星若推开云罗宫的大门,手里端着一个大笸箩,里面放着不少针线和绣品花样。
泠夜见到她在绣品花样中挑来挑去,最后选中了一轮白兔抱月的图案。
她眨眨眼,对着烛光仔细观摩,问道:“泠夜,你觉得这个图案好看吗?”
泠夜冷淡道:“尚可。”
她又问道:“我想做个腰带,从今天开始,我要用功了。”
这个图案,让他联想到一个人,心中十分不爽利,给一个陌生男人做腰带,星若抽得哪门子风。
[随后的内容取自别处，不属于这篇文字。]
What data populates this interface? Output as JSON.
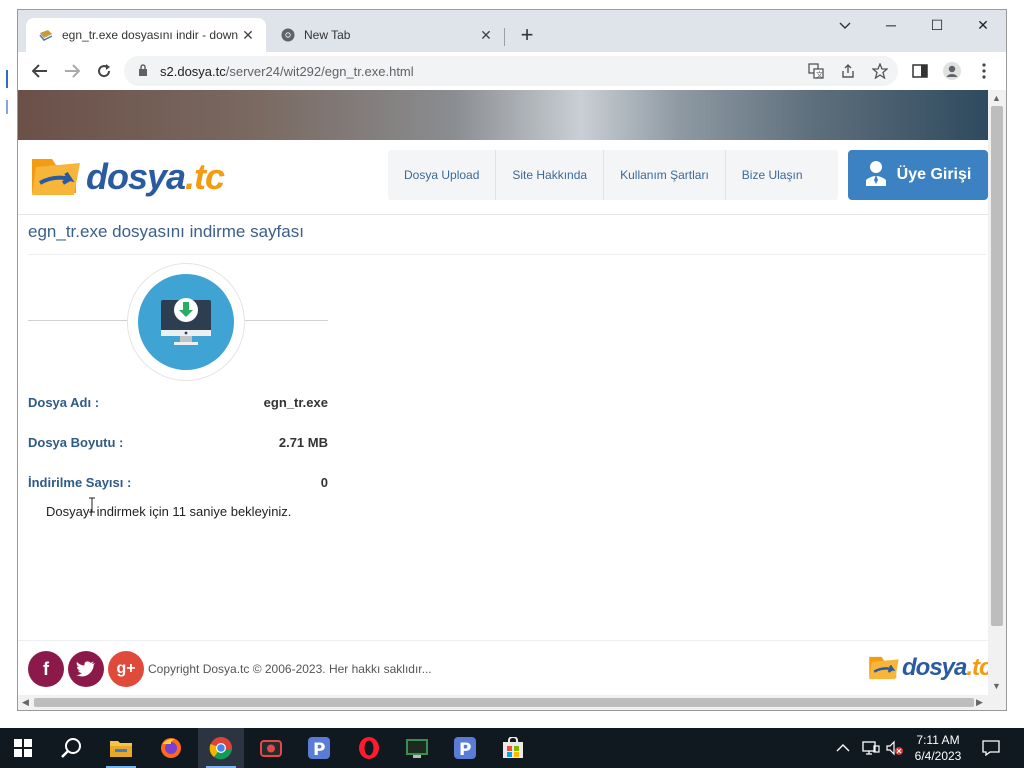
{
  "browser": {
    "tabs": [
      {
        "title": "egn_tr.exe dosyasını indir - down",
        "active": true
      },
      {
        "title": "New Tab",
        "active": false
      }
    ],
    "url_host": "s2.dosya.tc",
    "url_path": "/server24/wit292/egn_tr.exe.html"
  },
  "site": {
    "logo_text_main": "dosya",
    "logo_text_suffix": ".tc",
    "nav": [
      "Dosya Upload",
      "Site Hakkında",
      "Kullanım Şartları",
      "Bize Ulaşın"
    ],
    "login_label": "Üye Girişi",
    "page_title": "egn_tr.exe dosyasını indirme sayfası",
    "file_info": [
      {
        "label": "Dosya Adı :",
        "value": "egn_tr.exe"
      },
      {
        "label": "Dosya Boyutu :",
        "value": "2.71 MB"
      },
      {
        "label": "İndirilme Sayısı :",
        "value": "0"
      }
    ],
    "wait_message": "Dosyayı indirmek için 11 saniye bekleyiniz.",
    "copyright": "Copyright Dosya.tc © 2006-2023. Her hakkı saklıdır..."
  },
  "taskbar": {
    "time": "7:11 AM",
    "date": "6/4/2023",
    "apps": [
      "start",
      "search",
      "file-explorer",
      "firefox",
      "chrome",
      "camera-app",
      "p-app",
      "opera",
      "terminal-app",
      "p-app-2",
      "store"
    ]
  },
  "colors": {
    "brand_blue": "#2a5aa0",
    "brand_orange": "#f39c12",
    "login_bg": "#3c82c2",
    "label_blue": "#2f5b88"
  }
}
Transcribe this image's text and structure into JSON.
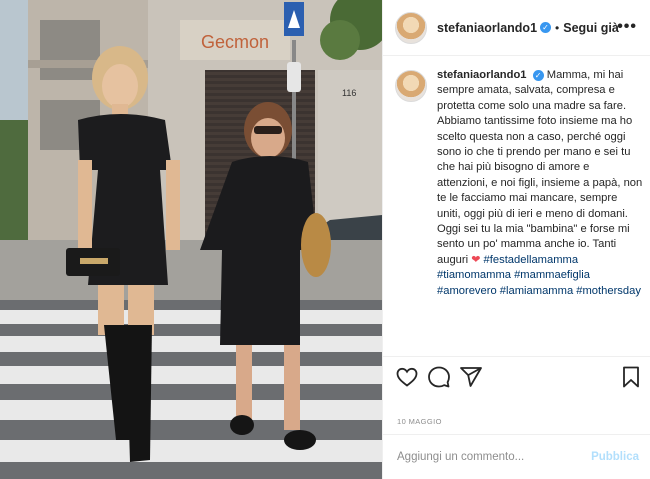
{
  "header": {
    "username": "stefaniaorlando1",
    "separator": "•",
    "follow_label": "Segui già",
    "more_label": "•••"
  },
  "photo": {
    "shop_sign": "Gecmon",
    "street_number": "116"
  },
  "caption": {
    "username": "stefaniaorlando1",
    "text": "Mamma, mi hai sempre amata, salvata, compresa e protetta come solo una madre sa fare. Abbiamo tantissime foto insieme ma ho scelto questa non a caso, perché oggi sono io che ti prendo per mano e sei tu che hai più bisogno di amore e attenzioni, e noi figli, insieme a papà, non te le facciamo mai mancare, sempre uniti, oggi più di ieri e meno di domani. Oggi sei tu la mia \"bambina\" e forse mi sento un po' mamma anche io. Tanti auguri",
    "heart": "❤",
    "hashtags": "#festadellamamma #tiamomamma #mammaefiglia #amorevero #lamiamamma #mothersday"
  },
  "date": "10 MAGGIO",
  "comment_box": {
    "placeholder": "Aggiungi un commento...",
    "publish_label": "Pubblica"
  }
}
泠夜目光锐利起来,道:“你什么时候拿过针线。还是早些放弃的好。”
她抱着脸蛋,道:“我给你也改过衣裳啊,你身上这件玄青色长袍就是我改的。”
泠夜低着头张望,问道:“你给我改的?这原来是谁的衣服?
她笑嘻嘻道:“我爹爹的。你不要生气嘛。我当时也是手头上不富裕。这样好了,我也给你做条腰带,行了吧。你也选个花样。”
泠夜只当她是消遣,压根没放在心上,由着她在寝殿中胡闹。可是手上的针眼越来越多,感觉一双手快被扎烂了。
他一口闷气堵着心里,对她又无可奈何,只能暗自咬牙切齿。
星若一直在埋头苦干,眼底都熬成了青色,抬头望着前来探望的泠夜,忍不住鼻头一酸,道:“刺绣好难啊。我想哭。”
他被星若摁在绣架旁,循循善诱道:“你看,刺绣的花样已经差不多了,你再添几针,几针就够了。”
泠夜后槽牙咬碎,威胁道:“星若,你不要太过分。我一个大男人,还要帮你绣花?”
你送人定情信物,还要我亲自动手做。
这是一个正常人能做出来的事情吗?
你也太不把我当外人了。
你根本不把我当人吧。
她瞪着眼睛道:“那你不用腰带吗?你看,我真的做了两个,这个也描上花样了。我绣这个。”
是他随手选出来的花样,她一笔一划地描出来,正在穿针引线,好像一位真正的绣娘,看起来架势十足。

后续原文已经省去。